It’s easy to forget that a fair amount of iteration has come to the Lego video game series over the past decade. All the titles — there are upward of 20 now — are similar in that they’re whimsical, lighthearted takes on popular subject matter. In that sense, they’re all alike.
But, the franchise has grown considerably. For instance, the earliest games had moderately-sized yet functional hubs; now, the overworlds are massive and contain hours’ worth of content on their own. Another good example is that Lego characters talk now, whereas they used to rely on exaggerated nonverbal movements to emote.
Some sort of small improvement has come with almost every new game. In the case of Lego Star Wars: The Force Awakens, it’s actually three small improvements: Blaster battles, multi-builds, and new flight gameplay.
Having watched a full-blown presentation and also after playing a little bit of it myself, I think blaster battles are probably the most exciting addition to Lego Star Wars: The Force Awakens. In a very elementary way, it’s like a hypothetical Lego Gears of War (a game that I would absolutely love to play). There’s a third-person cover shooting system that requires ducking down when the enemy’s shooting and popping up and popping off at an opportune time. It seems serviceable.

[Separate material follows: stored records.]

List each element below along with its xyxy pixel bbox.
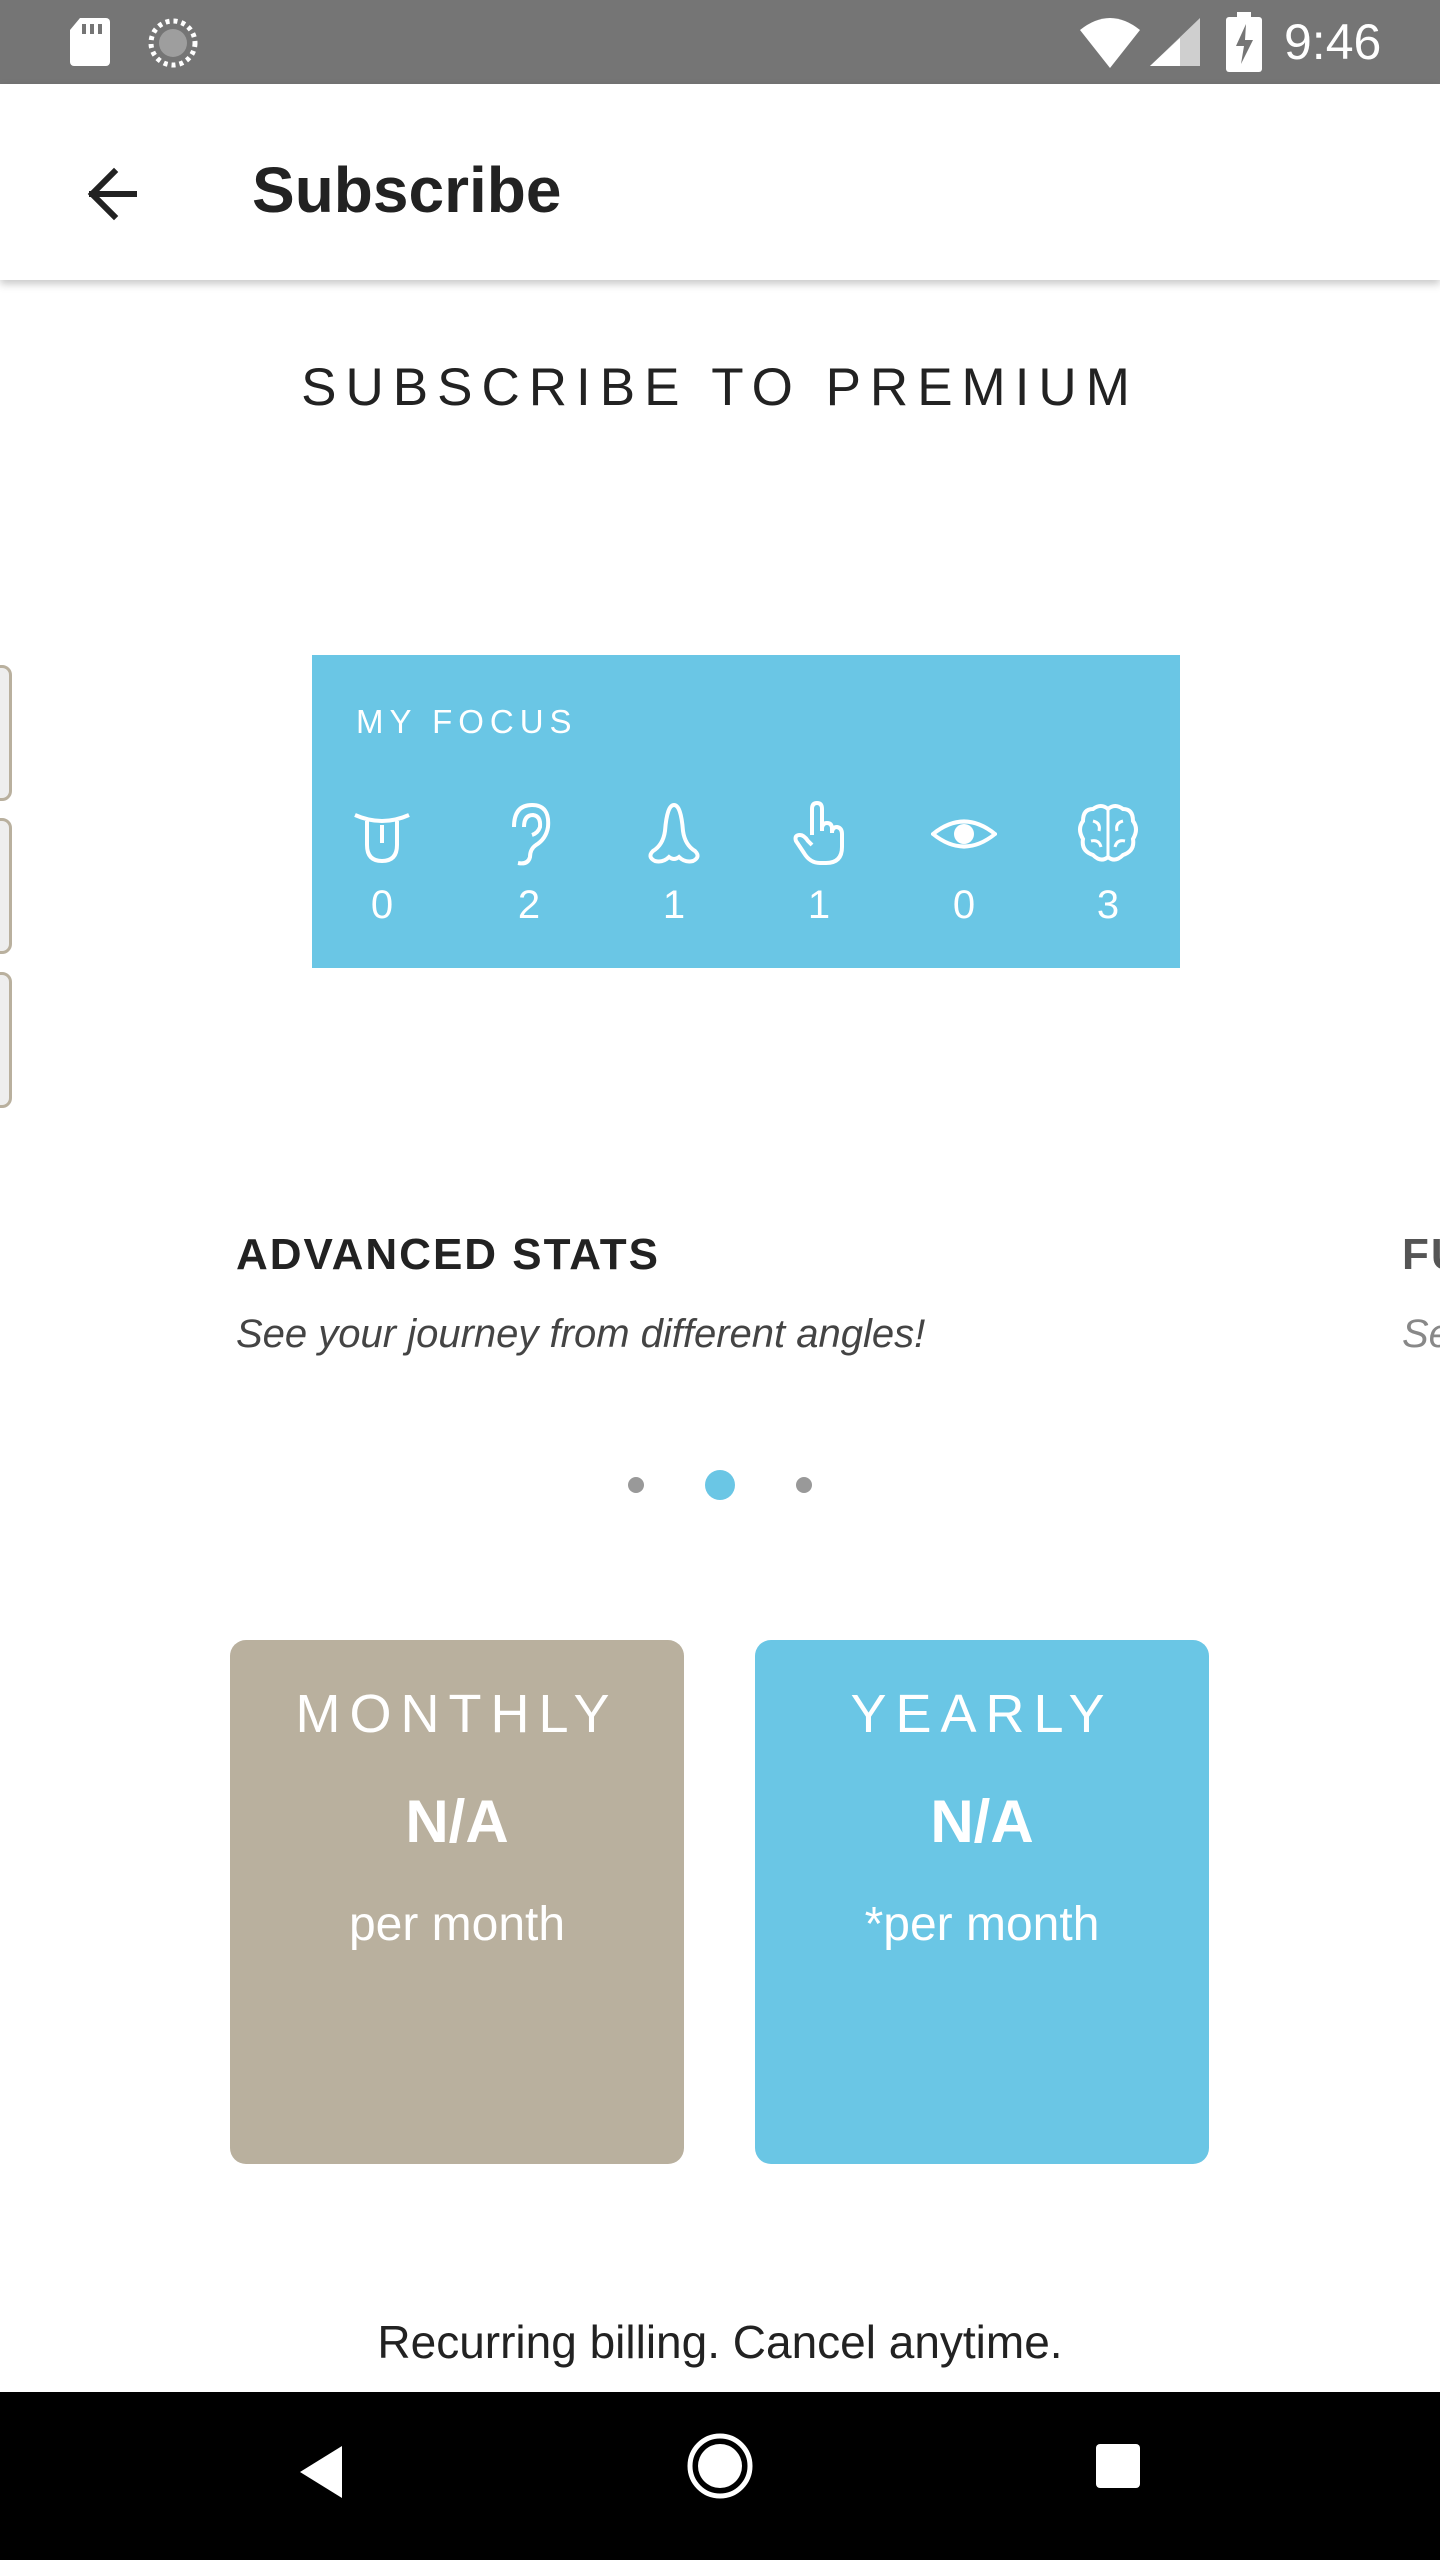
plan-price: N/A [930,1788,1034,1855]
sense-count: 1 [662,883,686,927]
sync-icon [148,18,198,68]
sense-taste: 0 [342,801,422,929]
tongue-icon [354,813,410,864]
feature-title: ADVANCED STATS [236,1230,660,1279]
next-feature-subtitle: Se [1402,1312,1440,1356]
plan-unit: per month [348,1898,566,1951]
focus-card: MY FOCUS 0 2 1 1 0 3 [312,655,1180,968]
billing-note: Recurring billing. Cancel anytime. [377,2316,1063,2368]
carousel-peek-card[interactable] [0,665,12,801]
sense-hearing: 2 [489,801,569,929]
status-time: 9:46 [1284,14,1382,70]
sense-count: 2 [517,883,541,927]
page-title: Subscribe [252,154,562,226]
sense-count: 0 [370,883,394,927]
arrow-back-icon[interactable] [70,150,158,238]
signal-icon [1150,18,1200,66]
nose-icon [648,802,700,864]
pager-dot[interactable] [796,1477,812,1493]
nav-home-icon[interactable] [686,2432,754,2500]
plan-name: YEARLY [850,1684,1114,1744]
nav-back-icon[interactable] [296,2442,346,2502]
sense-sight: 0 [924,801,1004,929]
feature-subtitle: See your journey from different angles! [236,1312,926,1356]
app-bar: Subscribe [0,84,1440,280]
focus-card-title: MY FOCUS [356,703,578,740]
pager-dot-active[interactable] [705,1470,735,1500]
navigation-bar [0,2392,1440,2560]
ear-icon [512,802,551,866]
sense-count: 1 [807,883,831,927]
brain-icon [1078,804,1138,862]
sense-count: 3 [1096,883,1120,927]
next-feature-title: FU [1402,1230,1440,1279]
status-bar: 9:46 [0,0,1440,84]
hand-pointer-icon [793,801,844,865]
battery-charging-icon [1226,12,1262,72]
pager-dot[interactable] [628,1477,644,1493]
sd-card-icon [70,18,110,66]
eye-icon [931,819,997,849]
plan-price: N/A [405,1788,509,1855]
wifi-icon [1080,18,1140,68]
carousel-peek-card[interactable] [0,818,12,954]
sense-touch: 1 [779,801,859,929]
headline: SUBSCRIBE TO PREMIUM [301,358,1139,417]
plan-name: MONTHLY [295,1684,619,1744]
nav-recents-icon[interactable] [1096,2444,1140,2488]
sense-smell: 1 [634,801,714,929]
yearly-plan-button[interactable]: YEARLY N/A *per month [755,1640,1209,2164]
sense-mind: 3 [1068,801,1148,929]
carousel-peek-card[interactable] [0,972,12,1108]
sense-count: 0 [952,883,976,927]
plan-unit: *per month [864,1898,1100,1951]
monthly-plan-button[interactable]: MONTHLY N/A per month [230,1640,684,2164]
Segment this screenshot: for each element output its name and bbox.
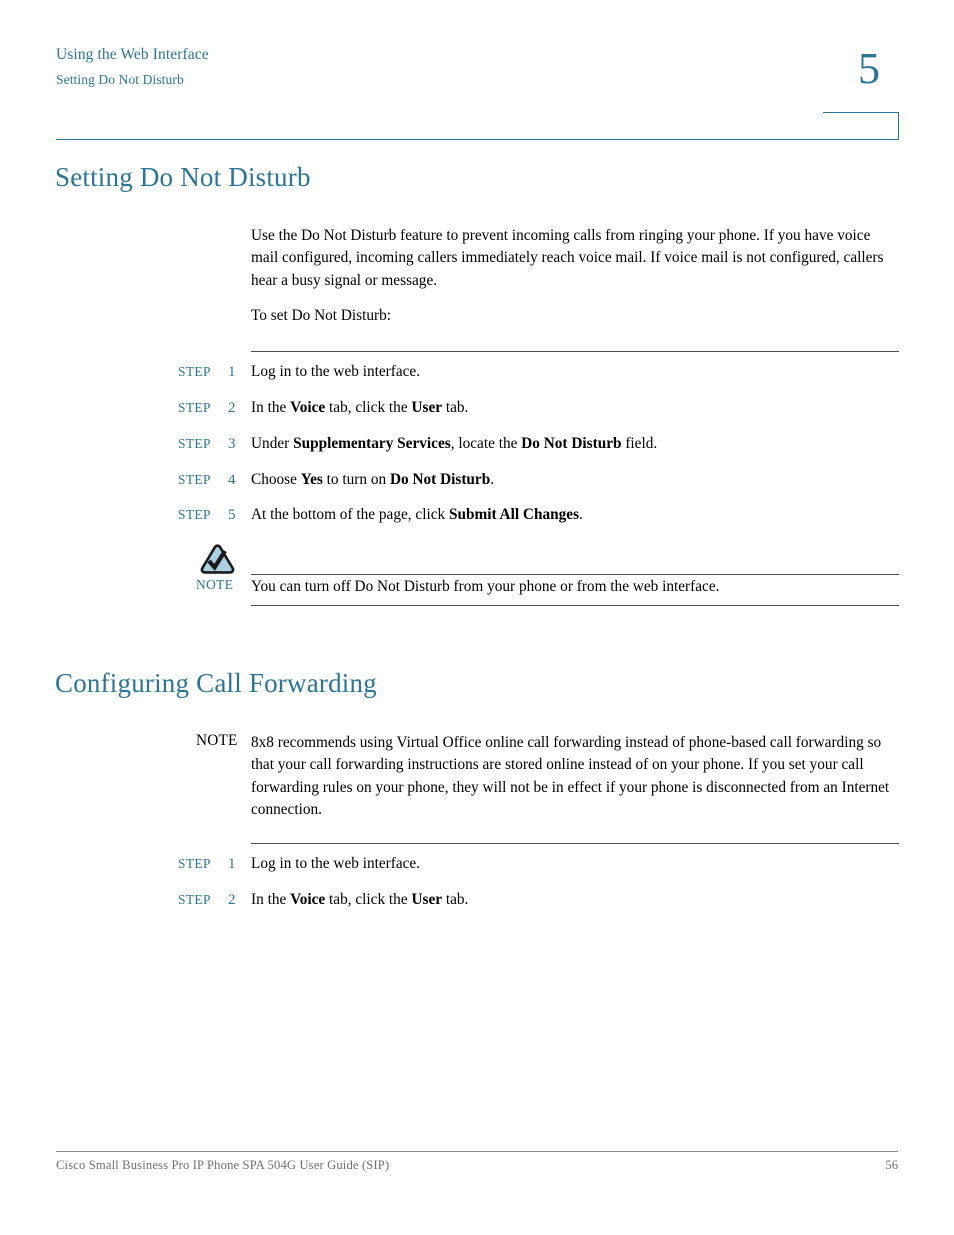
- step-label: STEP: [178, 856, 211, 871]
- dnd-note-bottom-rule: [251, 605, 899, 606]
- footer-page-number: 56: [885, 1158, 898, 1172]
- dnd-step-4: STEP 4 Choose Yes to turn on Do Not Dist…: [178, 469, 899, 491]
- step-number: 1: [228, 856, 236, 872]
- document-page: Using the Web Interface Setting Do Not D…: [0, 0, 954, 1235]
- step-number: 4: [228, 472, 236, 488]
- step-text: Under Supplementary Services, locate the…: [251, 435, 658, 452]
- cfw-step-1: STEP 1 Log in to the web interface.: [178, 853, 899, 875]
- dnd-steps-top-rule: [251, 351, 899, 352]
- step-number: 2: [228, 892, 236, 908]
- cfw-step-2: STEP 2 In the Voice tab, click the User …: [178, 889, 899, 911]
- note-triangle-check-icon: [199, 544, 236, 575]
- cfw-note-label: NOTE: [196, 732, 238, 749]
- dnd-note-label: NOTE: [196, 577, 234, 592]
- step-label: STEP: [178, 507, 211, 522]
- step-number: 3: [228, 436, 236, 452]
- step-label: STEP: [178, 892, 211, 907]
- dnd-step-1: STEP 1 Log in to the web interface.: [178, 361, 899, 383]
- dnd-step-5: STEP 5 At the bottom of the page, click …: [178, 504, 899, 526]
- chapter-number: 5: [858, 44, 880, 93]
- chapter-number-box: [823, 112, 899, 140]
- footer-divider: [56, 1151, 898, 1152]
- step-text: Choose Yes to turn on Do Not Disturb.: [251, 471, 495, 488]
- footer-document-title: Cisco Small Business Pro IP Phone SPA 50…: [56, 1158, 390, 1172]
- cfw-note-text: 8x8 recommends using Virtual Office onli…: [251, 734, 890, 819]
- step-text: Log in to the web interface.: [251, 363, 421, 380]
- cfw-steps-top-rule: [251, 843, 899, 844]
- step-label: STEP: [178, 436, 211, 451]
- dnd-lead-in: To set Do Not Disturb:: [251, 307, 391, 324]
- step-number: 5: [228, 507, 236, 523]
- step-number: 1: [228, 364, 236, 380]
- step-label: STEP: [178, 364, 211, 379]
- dnd-note-text: You can turn off Do Not Disturb from you…: [251, 578, 720, 595]
- step-text: At the bottom of the page, click Submit …: [251, 506, 583, 523]
- step-text: In the Voice tab, click the User tab.: [251, 891, 469, 908]
- step-text: Log in to the web interface.: [251, 855, 421, 872]
- step-text: In the Voice tab, click the User tab.: [251, 399, 469, 416]
- dnd-step-3: STEP 3 Under Supplementary Services, loc…: [178, 433, 899, 455]
- step-label: STEP: [178, 400, 211, 415]
- dnd-step-2: STEP 2 In the Voice tab, click the User …: [178, 397, 899, 419]
- header-section-name: Setting Do Not Disturb: [56, 72, 184, 88]
- running-header: Using the Web Interface Setting Do Not D…: [56, 44, 656, 90]
- step-label: STEP: [178, 472, 211, 487]
- step-number: 2: [228, 400, 236, 416]
- dnd-intro-paragraph: Use the Do Not Disturb feature to preven…: [251, 227, 884, 289]
- dnd-note-top-rule: [251, 574, 899, 575]
- heading-setting-do-not-disturb: Setting Do Not Disturb: [55, 162, 311, 192]
- heading-configuring-call-forwarding: Configuring Call Forwarding: [55, 668, 377, 698]
- header-chapter-name: Using the Web Interface: [56, 46, 209, 63]
- header-divider: [56, 139, 898, 140]
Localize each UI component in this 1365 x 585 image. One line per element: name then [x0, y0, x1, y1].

If blaster battles are the most exciting, multi-builds are the most substantial. In the past, piles of bricks would be automatically constructed into something useful with the press of a button. In Lego TFA, many of these brick piles can be built a couple of ways. The game gives the player the option of building different, although still preset, objects.
Speaking with lead story designer Graham Goring, he elaborated on how multi-builds will work. Sometimes, one of the objects will amount to nothing more than a decoy — just something that kicks out a few extra studs but doesn’t actually advance the game. In that case, the player needs to just smash it up and build the other thing. However, there are situations where one object needs to be built first to solve half of a puzzle, and then the second object contributes to the other half.
The obvious concern here is that complicating the process might make things too inaccessible for the kids in the audience. Goring says that he doesn’t see it that way. In his opinion, multi-builds aren’t any more difficult than the bulk of the other puzzles the series has implemented over the years. And, if they are too complicated, there’s probably an adult on-hand to help out.
The third improvement, flight gameplay, is the one that I’m the least sold on. There are arena-based battles and space dogfights, but those seem like events that have been in past games. There’s the possibility that they’re markedly better now, but not in any way that I could discern. We’ll have to wait and see about that.
An interesting thing to note about Lego Star Wars: The Force Awakens is that this is maybe the least amount of subject material that Traveller’s Tales has fit into one game. Other Lego titles tackle several pieces of media at once, like all the Lord of the Rings or Indiana Jones movies.
Goring acknowledged this and commented that it allowed the developer to elaborate on all the important scenes from the movie as it pleased. No one confirmed it, but my speculation is that we might get to play as the villains’ side too. It seems a logical step in making one movie have a similar breadth as three.
Lego Star Wars: The Force Awakens launches on June 28. It’s an odd time, some six months after the movie’s release. It’s also the only really feasible time. Releasing alongside the likes of Star Wars Battlefront and Fallout 4 would be a death sentence for a Lego game; everyone seems realistically-minded enough about that. So, mid-summer it is — a fine part of the year to play a Lego game and another opportunity for Disney to constantly keep Star Wars in the public consciousness.